Dans l'ensemble, la nouvelle administration américaine continue à réformer les politiques du pays afin de stimuler la croissance économique. Les incertitudes qui accompagnent ces politiques présentent néanmoins des risques et nous devons surveiller attentivement les indicateurs de confiance et d'activité. J'ai déjà mentionné la baisse récente de la confiance des ménages, qui suscite quelques inquiétudes. A l’inverse, le Conference Board a enregistré une forte augmentation de la confiance des chefs d’entreprises, ce qui constitue un signe d’optimisme manifeste à l’égard des perspectives économiques. Et si la consommation personnelle a ralenti en janvier, une décélération similaire avait été observée en janvier 2024 et avait été suivie d'une hausse solide durant toute l’année. L’activité économique reste globalement résiliente et le marché du travail est toujours en très bonne santé. Les inquiétudes concernant l'impact potentiellement négatif des droits de douane sur la croissance sont raisonnables mais ne doivent pas être exagérées : Comme je l'ai écrit dans un article précédent, l’économie américaine étant vaste et assez peu ouverte, le commerce a un effet modeste sur la croissance. Selon moi, nous devons être vigilants mais verser dans le pessimisme serait une approche très prématurée. Je pense toujours que l'économie américaine va enregistrer une croissance supérieure à son potentiel cette année.

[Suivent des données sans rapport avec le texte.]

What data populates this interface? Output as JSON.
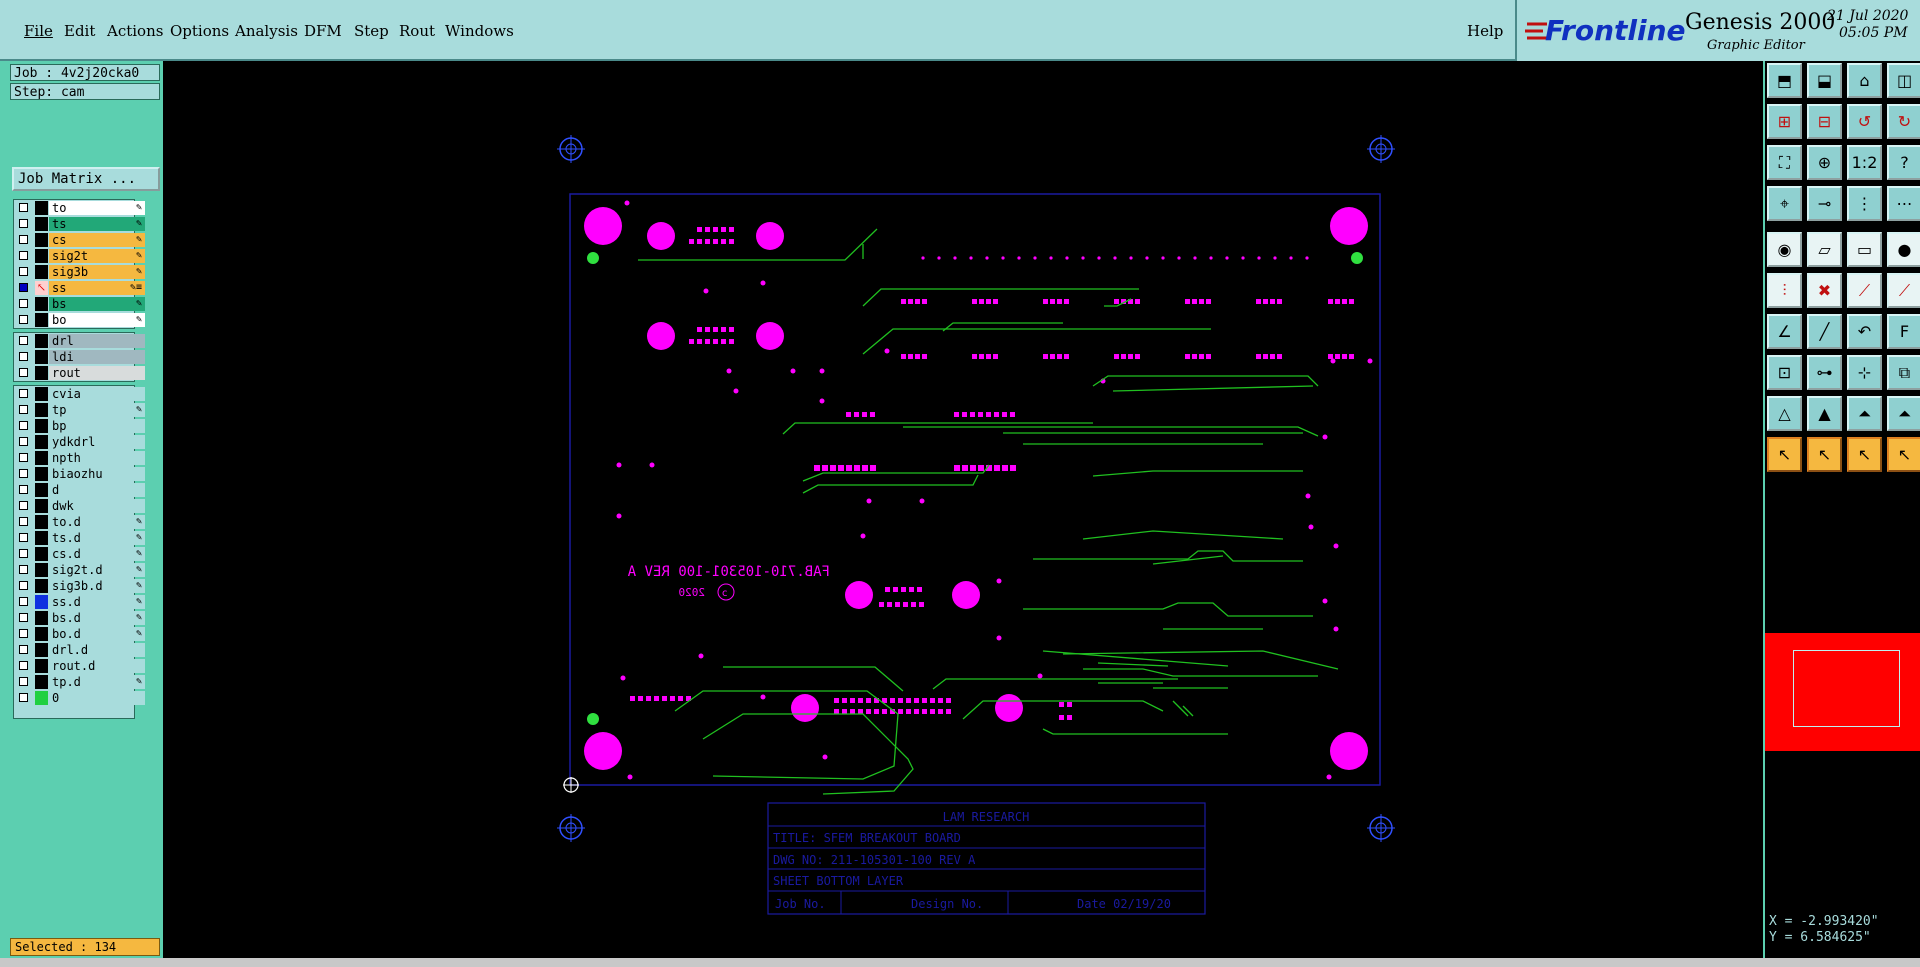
{
  "menu": {
    "file": "File",
    "edit": "Edit",
    "actions": "Actions",
    "options": "Options",
    "analysis": "Analysis",
    "dfm": "DFM",
    "step": "Step",
    "rout": "Rout",
    "windows": "Windows",
    "help": "Help"
  },
  "brand": {
    "logo": "Frontline",
    "product": "Genesis 2000",
    "subtitle": "Graphic Editor",
    "date": "21 Jul 2020",
    "time": "05:05 PM"
  },
  "job": {
    "job": "Job : 4v2j20cka0",
    "step": "Step: cam",
    "matrix_button": "Job Matrix ..."
  },
  "layers_board": [
    {
      "name": "to",
      "color": "#ffffff",
      "flag": "✎"
    },
    {
      "name": "ts",
      "color": "#22a878",
      "flag": "✎"
    },
    {
      "name": "cs",
      "color": "#f5b840",
      "flag": "✎"
    },
    {
      "name": "sig2t",
      "color": "#f5b840",
      "flag": "✎"
    },
    {
      "name": "sig3b",
      "color": "#f5b840",
      "flag": "✎"
    },
    {
      "name": "ss",
      "color": "#f5b840",
      "flag": "✎≡",
      "active": true
    },
    {
      "name": "bs",
      "color": "#22a878",
      "flag": "✎"
    },
    {
      "name": "bo",
      "color": "#ffffff",
      "flag": "✎"
    }
  ],
  "layers_drill": [
    {
      "name": "drl",
      "color": "#a0b8c0",
      "flag": ""
    },
    {
      "name": "ldi",
      "color": "#a0b8c0",
      "flag": ""
    },
    {
      "name": "rout",
      "color": "#d8dcdc",
      "flag": ""
    }
  ],
  "layers_misc": [
    {
      "name": "cvia",
      "color": "#a8dcdc",
      "flag": ""
    },
    {
      "name": "tp",
      "color": "#a8dcdc",
      "flag": "✎"
    },
    {
      "name": "bp",
      "color": "#a8dcdc",
      "flag": ""
    },
    {
      "name": "ydkdrl",
      "color": "#a8dcdc",
      "flag": ""
    },
    {
      "name": "npth",
      "color": "#a8dcdc",
      "flag": ""
    },
    {
      "name": "biaozhu",
      "color": "#a8dcdc",
      "flag": ""
    },
    {
      "name": "d",
      "color": "#a8dcdc",
      "flag": ""
    },
    {
      "name": "dwk",
      "color": "#a8dcdc",
      "flag": ""
    },
    {
      "name": "to.d",
      "color": "#a8dcdc",
      "flag": "✎"
    },
    {
      "name": "ts.d",
      "color": "#a8dcdc",
      "flag": "✎"
    },
    {
      "name": "cs.d",
      "color": "#a8dcdc",
      "flag": "✎"
    },
    {
      "name": "sig2t.d",
      "color": "#a8dcdc",
      "flag": "✎"
    },
    {
      "name": "sig3b.d",
      "color": "#a8dcdc",
      "flag": "✎"
    },
    {
      "name": "ss.d",
      "color": "#a8dcdc",
      "flag": "✎",
      "swatch": "#1030e0"
    },
    {
      "name": "bs.d",
      "color": "#a8dcdc",
      "flag": "✎"
    },
    {
      "name": "bo.d",
      "color": "#a8dcdc",
      "flag": "✎"
    },
    {
      "name": "drl.d",
      "color": "#a8dcdc",
      "flag": ""
    },
    {
      "name": "rout.d",
      "color": "#a8dcdc",
      "flag": ""
    },
    {
      "name": "tp.d",
      "color": "#a8dcdc",
      "flag": "✎"
    },
    {
      "name": "0",
      "color": "#a8dcdc",
      "flag": "",
      "swatch": "#20d040"
    }
  ],
  "status": {
    "selected": "Selected : 134"
  },
  "coords": {
    "x": "X = -2.993420\"",
    "y": "Y = 6.584625\""
  },
  "board": {
    "silk_text": "FAB.710-105301-100 REV A",
    "silk_year": "2020",
    "tb_company": "LAM RESEARCH",
    "tb_title": "TITLE:  SFEM BREAKOUT BOARD",
    "tb_dwg": "DWG NO: 211-105301-100 REV A",
    "tb_sheet": "SHEET  BOTTOM LAYER",
    "tb_jobno": "Job No.",
    "tb_designno": "Design No.",
    "tb_date": "Date 02/19/20"
  },
  "colors": {
    "pad": "#ff00ff",
    "trace": "#20c020",
    "outline": "#1a1aa0",
    "tb_text": "#1a1aa0"
  }
}
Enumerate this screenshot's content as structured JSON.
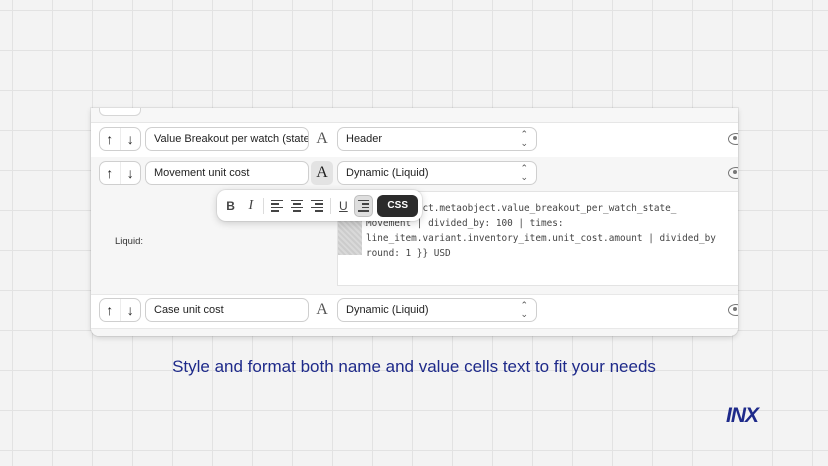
{
  "rows": [
    {
      "name": "Value Breakout per watch (state",
      "type": "Header"
    },
    {
      "name": "Movement unit cost",
      "type": "Dynamic (Liquid)"
    },
    {
      "name": "Case unit cost",
      "type": "Dynamic (Liquid)"
    }
  ],
  "icons": {
    "up": "↑",
    "down": "↓",
    "font": "A",
    "chevron": "⌃⌄",
    "bold": "B",
    "italic": "I",
    "underline": "U"
  },
  "liquid": {
    "label": "Liquid:",
    "code": "item.product.metaobject.value_breakout_per_watch_state_\nMovement | divided_by: 100 | times:\nline_item.variant.inventory_item.unit_cost.amount | divided_by\nround: 1 }} USD"
  },
  "toolbar": {
    "css_label": "CSS"
  },
  "caption": "Style and format both name and value cells text to fit your needs",
  "logo": "INX",
  "colors": {
    "accent": "#1e2a8a",
    "css_button": "#2b2b2b"
  }
}
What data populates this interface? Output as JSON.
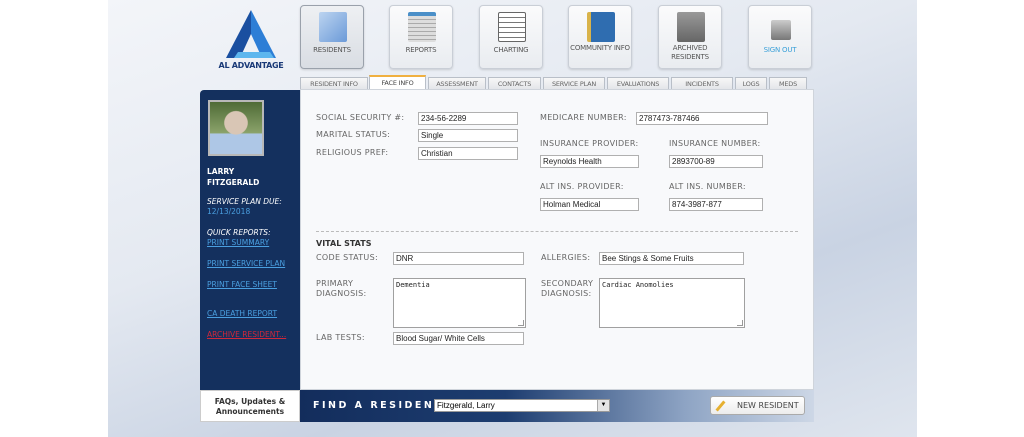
{
  "brand": {
    "name": "AL ADVANTAGE",
    "color": "#1a5fb4"
  },
  "nav": [
    {
      "label": "RESIDENTS",
      "icon": "folder-icon",
      "active": true
    },
    {
      "label": "REPORTS",
      "icon": "report-icon"
    },
    {
      "label": "CHARTING",
      "icon": "clipboard-icon"
    },
    {
      "label": "COMMUNITY INFO",
      "icon": "info-book-icon"
    },
    {
      "label": "ARCHIVED RESIDENTS",
      "icon": "file-cabinet-icon"
    },
    {
      "label": "SIGN OUT",
      "icon": "lock-icon"
    }
  ],
  "tabs": [
    "RESIDENT INFO",
    "FACE INFO",
    "ASSESSMENT",
    "CONTACTS",
    "SERVICE PLAN",
    "EVALUATIONS",
    "INCIDENTS",
    "LOGS",
    "MEDS"
  ],
  "active_tab": "FACE INFO",
  "sidebar": {
    "name_line1": "LARRY",
    "name_line2": "FITZGERALD",
    "service_plan_label": "SERVICE PLAN DUE:",
    "service_plan_date": "12/13/2018",
    "quick_reports_label": "QUICK REPORTS:",
    "links": [
      "PRINT SUMMARY",
      "PRINT SERVICE PLAN",
      "PRINT FACE SHEET",
      "CA DEATH REPORT"
    ],
    "archive_link": "ARCHIVE RESIDENT...",
    "faq_line1": "FAQs, Updates &",
    "faq_line2": "Announcements"
  },
  "form": {
    "ssn": {
      "label": "SOCIAL SECURITY #:",
      "value": "234-56-2289"
    },
    "marital": {
      "label": "MARITAL STATUS:",
      "value": "Single"
    },
    "religious": {
      "label": "RELIGIOUS PREF:",
      "value": "Christian"
    },
    "medicare": {
      "label": "MEDICARE NUMBER:",
      "value": "2787473-787466"
    },
    "ins_provider": {
      "label": "INSURANCE PROVIDER:",
      "value": "Reynolds Health"
    },
    "ins_number": {
      "label": "INSURANCE NUMBER:",
      "value": "2893700-89"
    },
    "alt_provider": {
      "label": "ALT INS. PROVIDER:",
      "value": "Holman Medical"
    },
    "alt_number": {
      "label": "ALT INS. NUMBER:",
      "value": "874-3987-877"
    },
    "vital_heading": "VITAL STATS",
    "code_status": {
      "label": "CODE STATUS:",
      "value": "DNR"
    },
    "allergies": {
      "label": "ALLERGIES:",
      "value": "Bee Stings & Some Fruits"
    },
    "primary": {
      "label1": "PRIMARY",
      "label2": "DIAGNOSIS:",
      "value": "Dementia"
    },
    "secondary": {
      "label1": "SECONDARY",
      "label2": "DIAGNOSIS:",
      "value": "Cardiac Anomolies"
    },
    "lab": {
      "label": "LAB TESTS:",
      "value": "Blood Sugar/ White Cells"
    }
  },
  "bottom": {
    "find_label": "FIND A RESIDENT:",
    "selected": "Fitzgerald, Larry",
    "new_button": "NEW RESIDENT"
  }
}
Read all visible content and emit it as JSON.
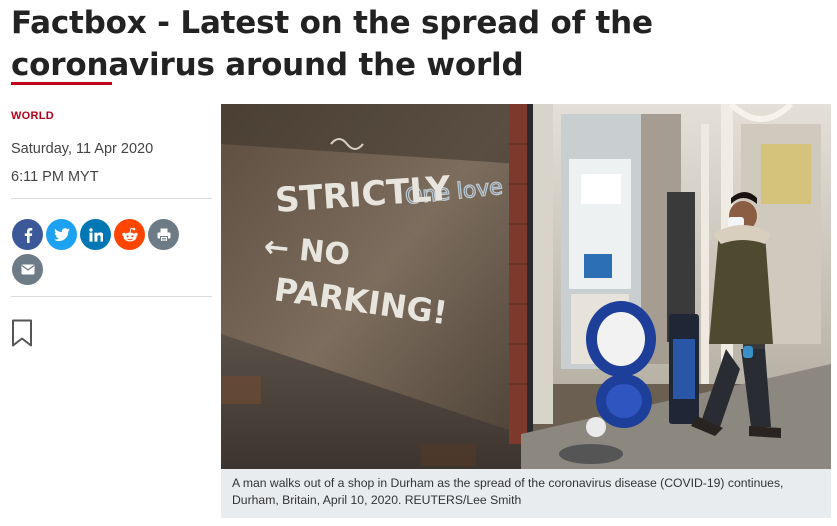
{
  "article": {
    "headline": "Factbox - Latest on the spread of the coronavirus around the world",
    "category": "WORLD",
    "date": "Saturday, 11 Apr 2020",
    "time": "6:11 PM MYT"
  },
  "share": {
    "buttons": [
      {
        "icon": "facebook-icon",
        "color": "#3b5998"
      },
      {
        "icon": "twitter-icon",
        "color": "#1da1f2"
      },
      {
        "icon": "linkedin-icon",
        "color": "#0077b5"
      },
      {
        "icon": "reddit-icon",
        "color": "#ff4500"
      },
      {
        "icon": "print-icon",
        "color": "#6d7b87"
      },
      {
        "icon": "email-icon",
        "color": "#6d7b87"
      }
    ]
  },
  "photo": {
    "graffiti": {
      "line1": "STRICTLY",
      "line2": "← NO",
      "line3": "PARKING!",
      "tag": "One love"
    },
    "caption": "A man walks out of a shop in Durham as the spread of the coronavirus disease (COVID-19) continues, Durham, Britain, April 10, 2020. REUTERS/Lee Smith"
  },
  "colors": {
    "accent": "#c0001b",
    "caption_bg": "#e9ecef"
  }
}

Je m'attends également à une persistance des pressions inflationnistes, avec une inflation globale qui devrait terminer l'année proche de ses niveaux actuels. Et comme la Fed a déjà fait preuve de prudence en précisant que les droits de douane étaient potentiellement inflationnistes, je continue à penser que le cycle d'assouplissement en cours est proche d’être terminé ou presque, même si les marchés anticipent depuis peu deux baisses de taux supplémentaires au lieu d'une seule.
Un ralentissement de l'activité économique pourrait légèrement atténuer les pressions haussières sur les rendements obligataires, mais dans des proportions minimes, a fortiori si la politique budgétaire reste aussi accommodante qu'actuellement. Je table toujours sur un rendement des bons du Trésor américain à 10 ans entre 4,75 % et 5 % d'ici la fin de l'année, mais l'absence de progrès en matière de déréglementation pourrait le maintenir proche de l'extrémité inférieure de ma fourchette d’évaluation, qui est assez étroite. À l'inverse, une nouvelle augmentation marquée du déficit budgétaire pourrait le propulser au-delà du seuil de 5 %.
Le bruit de marché et la volatilité devraient par ailleurs rester élevés. Dans les semaines à venir, il faudra surveiller de près les progrès de la réforme fiscale et de la déréglementation, et leur impact potentiellement positif sur la confiance, puisque ce sont des conditions indispensables à la vigueur et à la durabilité des perspectives de croissance.